Église Saint-Paulin
ÉGLISE SAINT-PAULIN
La construction de l’église Saint-Paulin date du milieu du XIXe siècle. C’est une église néogothique, en pierre de taille et briques, dont la construction est liée à la naissance de la commune de Carbon-Blanc. A l’origine, ce n’est qu’une chapelle bâtie en 1847, dépendante de l’église paroissiale Saint Pierre de Bassens. Elle devient église paroissiale en 1852 (un an avant la création de la commune de Carbon-Blanc).
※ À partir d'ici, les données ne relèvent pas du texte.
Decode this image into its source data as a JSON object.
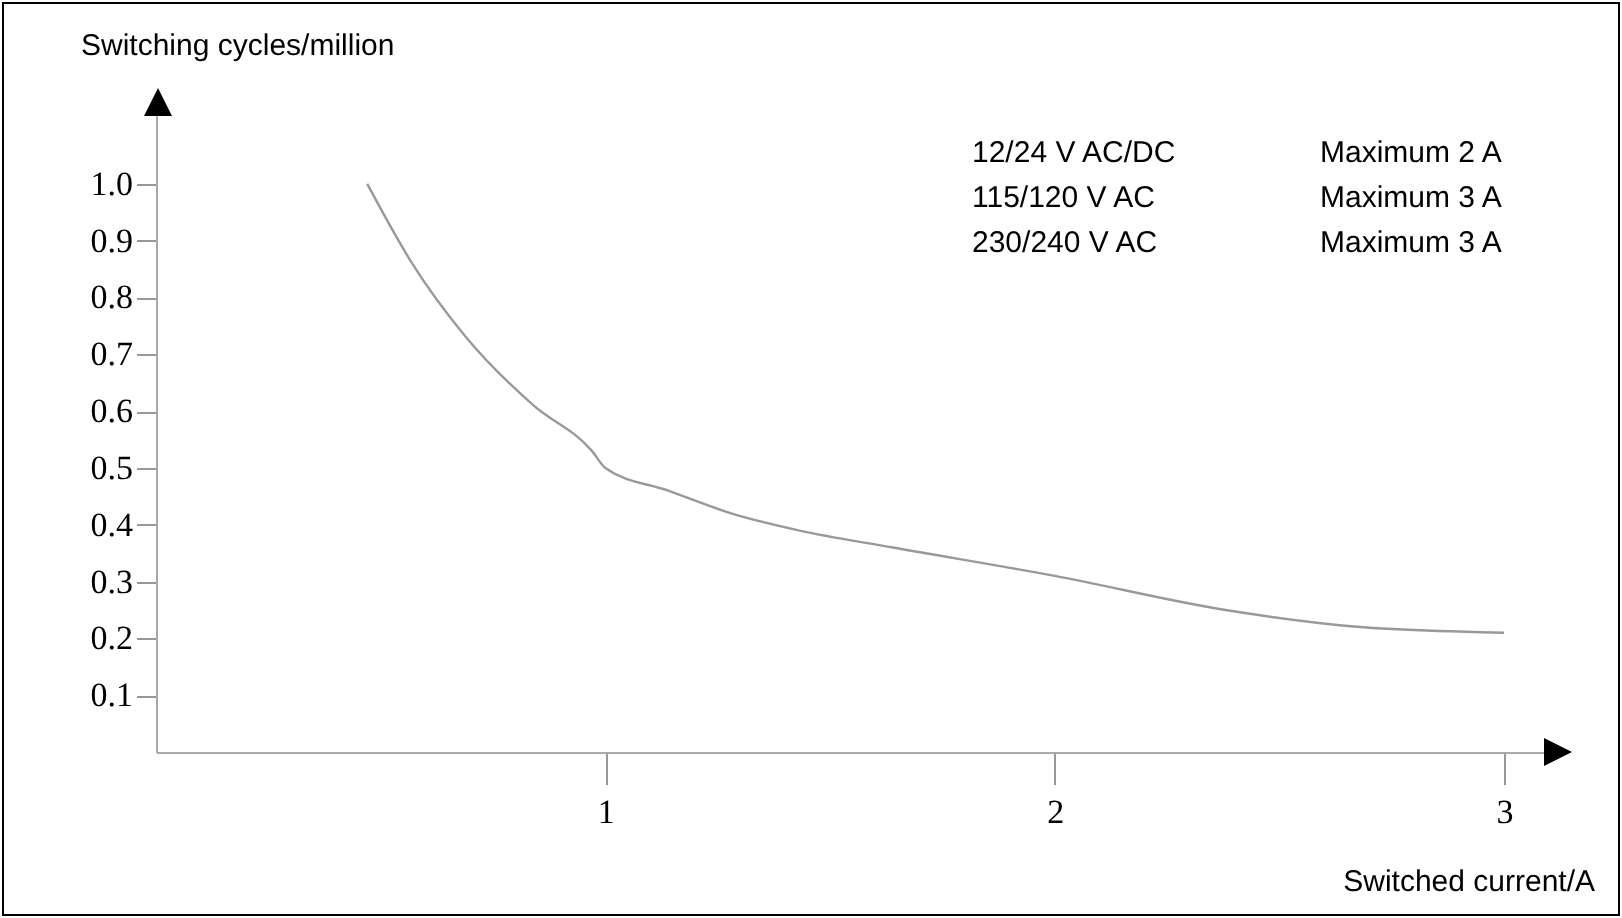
{
  "chart_data": {
    "type": "line",
    "xlabel": "Switched current/A",
    "ylabel": "Switching cycles/million",
    "annotations": [
      "12/24 V AC/DC",
      "Maximum 2 A",
      "115/120 V AC",
      "Maximum 3 A",
      "230/240 V AC",
      "Maximum 3 A"
    ],
    "series": [
      {
        "color": "#999999",
        "x": [
          0.47,
          0.57,
          0.69,
          0.84,
          0.97,
          1.0,
          1.14,
          1.28,
          1.43,
          1.64,
          2.0,
          2.38,
          2.68,
          3.0
        ],
        "values": [
          1.0,
          0.86,
          0.73,
          0.61,
          0.53,
          0.5,
          0.46,
          0.42,
          0.39,
          0.36,
          0.31,
          0.25,
          0.22,
          0.21
        ]
      }
    ],
    "xlim": [
      0,
      3.12
    ],
    "xticks": [
      1,
      2,
      3
    ],
    "ylim": [
      0,
      1.13
    ],
    "yticks": [
      0.1,
      0.2,
      0.3,
      0.4,
      0.5,
      0.6,
      0.7,
      0.8,
      0.9,
      {
        "value": 1.0,
        "label": "1.0"
      }
    ],
    "marker": "none",
    "line_style": "solid"
  }
}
Le clocher est dessiné par Pierre Labbe : commencé en 1848, il est complété par une flèche en 1852. Le transept et les sacristies sont bâtis en 1864. L’église a été restaurée en 1993.
L’église possède de magnifiques vitraux qui ont eux aussi une histoire et racontent des histoires.
En 1848, l’église Saint-Paulin qui n’était encore qu’une chapelle est bénie mais ce n’est qu’en 1867 que sont posés les vitraux du chœur et des chapelles. Ils sont offerts par Monseigneur Donnet, archevêque de Bordeaux, et sont l’œuvre d’Emile Thibaud, maître verrier très réputé de Clermont-Ferrand. Ceux du chœur représentent Saint-Paulin et son épouse Théréza au moment de leur conversion, puis distribuant leurs biens aux pauvres, le baptême de Saint-Paulin et différents aspects de sa vie. Dans les chapelles latérales, la Vierge Marie et Saint-Paul sont représentés.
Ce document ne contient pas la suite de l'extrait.